Religious marriages in some cultures can work out a lot better, due to the shared religious bond, intensive counseling, and ‘matchmaking’ that goes on before anything is agreed upon. There are several non-infatuated people making an objective judgment about the relationship rather than just the two partners (who are usually loved up and mostly thinking with emotions). I’ve seen this work out pretty well in the strict Judeo-Christian culture I grew up in. The couple has very in-depth discussions with their church pastor/elders (who already know them well) for months on end and cover everything from financial goals, religion, morals, culture and values, family expectations to friends, social life, hobbies, sex, lifestyle preferences (how they expect to share out housework, etc), retirement and everything else in-between. All the boring, awkward, taboo questions are answered upfront. Things the average couple don’t think to discuss, at least not in detail, before tying the knot. They know how in tune they are before walking down the aisle, so there is no surprise. It’s a less emotional and far more pragmatic way of doing things.

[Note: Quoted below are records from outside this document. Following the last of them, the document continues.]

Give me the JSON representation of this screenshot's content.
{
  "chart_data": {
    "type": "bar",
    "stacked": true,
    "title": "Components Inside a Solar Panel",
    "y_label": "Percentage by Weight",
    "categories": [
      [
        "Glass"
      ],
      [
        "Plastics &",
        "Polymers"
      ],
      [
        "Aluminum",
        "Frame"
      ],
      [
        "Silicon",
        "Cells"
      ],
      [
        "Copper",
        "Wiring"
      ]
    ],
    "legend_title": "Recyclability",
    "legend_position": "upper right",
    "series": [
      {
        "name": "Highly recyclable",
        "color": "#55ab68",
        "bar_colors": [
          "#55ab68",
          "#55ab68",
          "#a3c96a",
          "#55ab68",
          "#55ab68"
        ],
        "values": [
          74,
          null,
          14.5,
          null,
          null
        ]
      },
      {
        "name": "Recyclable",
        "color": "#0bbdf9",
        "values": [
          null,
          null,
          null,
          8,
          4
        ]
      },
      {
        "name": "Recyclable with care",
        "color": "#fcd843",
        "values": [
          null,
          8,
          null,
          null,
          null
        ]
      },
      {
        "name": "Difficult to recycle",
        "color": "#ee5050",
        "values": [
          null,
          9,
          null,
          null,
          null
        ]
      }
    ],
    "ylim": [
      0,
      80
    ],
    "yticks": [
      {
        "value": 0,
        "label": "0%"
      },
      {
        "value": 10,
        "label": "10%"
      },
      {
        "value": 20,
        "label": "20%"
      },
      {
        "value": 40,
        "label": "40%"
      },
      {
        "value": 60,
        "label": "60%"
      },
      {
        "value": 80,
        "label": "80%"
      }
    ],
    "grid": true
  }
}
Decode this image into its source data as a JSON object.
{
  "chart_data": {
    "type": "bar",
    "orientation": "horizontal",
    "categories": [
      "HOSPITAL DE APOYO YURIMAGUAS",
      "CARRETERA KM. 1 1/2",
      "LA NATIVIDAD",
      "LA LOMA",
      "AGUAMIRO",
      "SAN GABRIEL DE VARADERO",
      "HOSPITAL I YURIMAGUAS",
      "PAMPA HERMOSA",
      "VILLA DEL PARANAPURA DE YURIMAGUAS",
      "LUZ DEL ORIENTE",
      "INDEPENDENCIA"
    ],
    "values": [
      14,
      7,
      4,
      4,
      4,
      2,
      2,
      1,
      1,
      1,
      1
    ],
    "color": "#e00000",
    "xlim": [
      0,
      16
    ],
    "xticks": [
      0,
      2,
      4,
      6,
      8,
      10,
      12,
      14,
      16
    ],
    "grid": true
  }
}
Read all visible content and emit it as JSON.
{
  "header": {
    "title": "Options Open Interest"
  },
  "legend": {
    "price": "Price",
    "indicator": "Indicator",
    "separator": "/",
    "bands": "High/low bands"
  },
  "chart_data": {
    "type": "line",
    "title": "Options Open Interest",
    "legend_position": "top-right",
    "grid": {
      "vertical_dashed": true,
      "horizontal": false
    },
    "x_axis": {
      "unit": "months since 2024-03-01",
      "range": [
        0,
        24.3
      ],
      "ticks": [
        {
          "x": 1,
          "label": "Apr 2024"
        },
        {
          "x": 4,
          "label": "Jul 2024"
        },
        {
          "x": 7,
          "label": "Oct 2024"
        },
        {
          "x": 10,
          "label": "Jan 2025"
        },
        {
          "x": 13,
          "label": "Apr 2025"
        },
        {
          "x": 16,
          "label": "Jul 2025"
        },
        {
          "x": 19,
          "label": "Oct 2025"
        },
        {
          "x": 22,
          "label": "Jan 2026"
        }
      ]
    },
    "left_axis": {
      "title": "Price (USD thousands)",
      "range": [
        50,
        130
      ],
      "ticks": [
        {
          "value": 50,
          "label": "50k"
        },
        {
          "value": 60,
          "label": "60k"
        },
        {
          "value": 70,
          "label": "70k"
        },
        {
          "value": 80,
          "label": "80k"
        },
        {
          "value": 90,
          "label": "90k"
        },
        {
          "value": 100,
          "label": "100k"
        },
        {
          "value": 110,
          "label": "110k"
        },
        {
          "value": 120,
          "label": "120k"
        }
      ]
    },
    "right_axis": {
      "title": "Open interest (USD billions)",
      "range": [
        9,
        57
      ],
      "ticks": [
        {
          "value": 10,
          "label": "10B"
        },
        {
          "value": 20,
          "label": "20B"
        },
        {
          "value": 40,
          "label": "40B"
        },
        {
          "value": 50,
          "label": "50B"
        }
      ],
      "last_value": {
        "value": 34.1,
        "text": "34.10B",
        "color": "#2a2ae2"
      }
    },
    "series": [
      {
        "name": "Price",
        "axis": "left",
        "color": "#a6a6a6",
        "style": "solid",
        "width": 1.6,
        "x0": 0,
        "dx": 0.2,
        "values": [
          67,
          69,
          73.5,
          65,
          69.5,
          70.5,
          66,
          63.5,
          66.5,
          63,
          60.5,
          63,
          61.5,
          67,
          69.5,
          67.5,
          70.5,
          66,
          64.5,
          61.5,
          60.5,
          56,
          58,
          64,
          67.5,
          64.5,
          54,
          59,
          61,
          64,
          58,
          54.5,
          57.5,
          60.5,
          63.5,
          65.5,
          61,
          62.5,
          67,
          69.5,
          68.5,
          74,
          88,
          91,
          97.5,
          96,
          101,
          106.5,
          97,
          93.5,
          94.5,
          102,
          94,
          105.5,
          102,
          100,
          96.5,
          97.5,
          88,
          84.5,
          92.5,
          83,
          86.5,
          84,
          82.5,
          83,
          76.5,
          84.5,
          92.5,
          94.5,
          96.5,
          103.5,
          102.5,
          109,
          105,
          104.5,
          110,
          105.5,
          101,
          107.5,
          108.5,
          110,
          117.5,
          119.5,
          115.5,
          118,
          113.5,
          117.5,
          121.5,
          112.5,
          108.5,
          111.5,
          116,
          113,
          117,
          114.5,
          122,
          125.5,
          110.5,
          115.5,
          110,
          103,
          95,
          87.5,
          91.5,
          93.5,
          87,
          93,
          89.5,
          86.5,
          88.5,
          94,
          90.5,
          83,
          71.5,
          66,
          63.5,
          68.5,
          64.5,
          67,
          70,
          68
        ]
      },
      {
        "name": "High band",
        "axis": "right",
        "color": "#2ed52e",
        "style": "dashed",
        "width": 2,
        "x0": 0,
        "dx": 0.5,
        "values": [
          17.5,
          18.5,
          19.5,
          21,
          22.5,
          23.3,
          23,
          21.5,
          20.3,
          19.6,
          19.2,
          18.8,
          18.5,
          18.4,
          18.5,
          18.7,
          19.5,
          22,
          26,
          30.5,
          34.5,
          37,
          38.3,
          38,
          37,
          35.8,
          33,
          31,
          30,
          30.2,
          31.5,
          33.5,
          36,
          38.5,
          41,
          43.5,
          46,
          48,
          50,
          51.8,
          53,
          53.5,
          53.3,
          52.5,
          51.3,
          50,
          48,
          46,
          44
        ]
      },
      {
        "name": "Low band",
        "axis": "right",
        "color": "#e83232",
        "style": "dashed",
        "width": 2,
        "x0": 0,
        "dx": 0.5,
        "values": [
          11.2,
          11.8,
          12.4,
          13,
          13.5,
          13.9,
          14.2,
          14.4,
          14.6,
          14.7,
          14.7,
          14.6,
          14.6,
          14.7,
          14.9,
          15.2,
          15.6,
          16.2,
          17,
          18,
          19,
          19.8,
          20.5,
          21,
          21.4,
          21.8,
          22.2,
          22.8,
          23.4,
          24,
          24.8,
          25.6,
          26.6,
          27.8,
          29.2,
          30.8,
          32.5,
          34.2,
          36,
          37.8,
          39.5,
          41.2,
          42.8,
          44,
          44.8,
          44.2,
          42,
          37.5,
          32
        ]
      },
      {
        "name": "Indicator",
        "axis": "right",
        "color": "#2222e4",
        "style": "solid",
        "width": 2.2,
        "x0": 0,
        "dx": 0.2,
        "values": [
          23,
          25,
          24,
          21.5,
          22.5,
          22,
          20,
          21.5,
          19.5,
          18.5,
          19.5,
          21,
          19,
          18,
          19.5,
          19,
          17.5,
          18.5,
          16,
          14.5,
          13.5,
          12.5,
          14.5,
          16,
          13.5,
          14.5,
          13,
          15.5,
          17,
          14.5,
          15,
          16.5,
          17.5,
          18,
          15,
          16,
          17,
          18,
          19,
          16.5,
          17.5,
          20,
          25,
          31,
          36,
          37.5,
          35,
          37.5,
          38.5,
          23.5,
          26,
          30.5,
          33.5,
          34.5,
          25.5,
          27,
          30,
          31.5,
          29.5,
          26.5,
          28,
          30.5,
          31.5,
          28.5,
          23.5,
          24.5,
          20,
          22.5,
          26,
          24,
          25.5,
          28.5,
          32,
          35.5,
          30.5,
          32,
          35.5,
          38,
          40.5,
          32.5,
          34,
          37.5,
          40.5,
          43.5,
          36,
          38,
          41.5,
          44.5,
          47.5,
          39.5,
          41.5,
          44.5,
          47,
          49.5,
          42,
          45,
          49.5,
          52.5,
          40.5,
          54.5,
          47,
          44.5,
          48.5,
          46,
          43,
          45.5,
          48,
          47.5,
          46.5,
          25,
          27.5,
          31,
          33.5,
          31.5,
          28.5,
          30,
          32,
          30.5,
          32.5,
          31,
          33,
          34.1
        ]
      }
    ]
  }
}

Then you get others that marry entirely for business reasons (very rare outside of the upper echelons of society these days) and have no expectation of romance. I’ve only met one couple like this. Both of their families are very old and wealthy and the two of them have a very happy arrangement where they live together, share a business, and are best friends, but they also hook up with other people on occasion with the other one’s blessing. It’s basically an open marriage, but that was the expectation going in and they have done very well out of it.
But the above cases are not the norm. Most people follow the entirely emotional route of infatuation, marriage, then divorce, and buy into the Disneyfied version of things. They expect their partner to live up to some idealized version of themselves and being married to somehow fill all the gaps in their life. Then they come crashing to the ground when marriage doesn’t magically do this.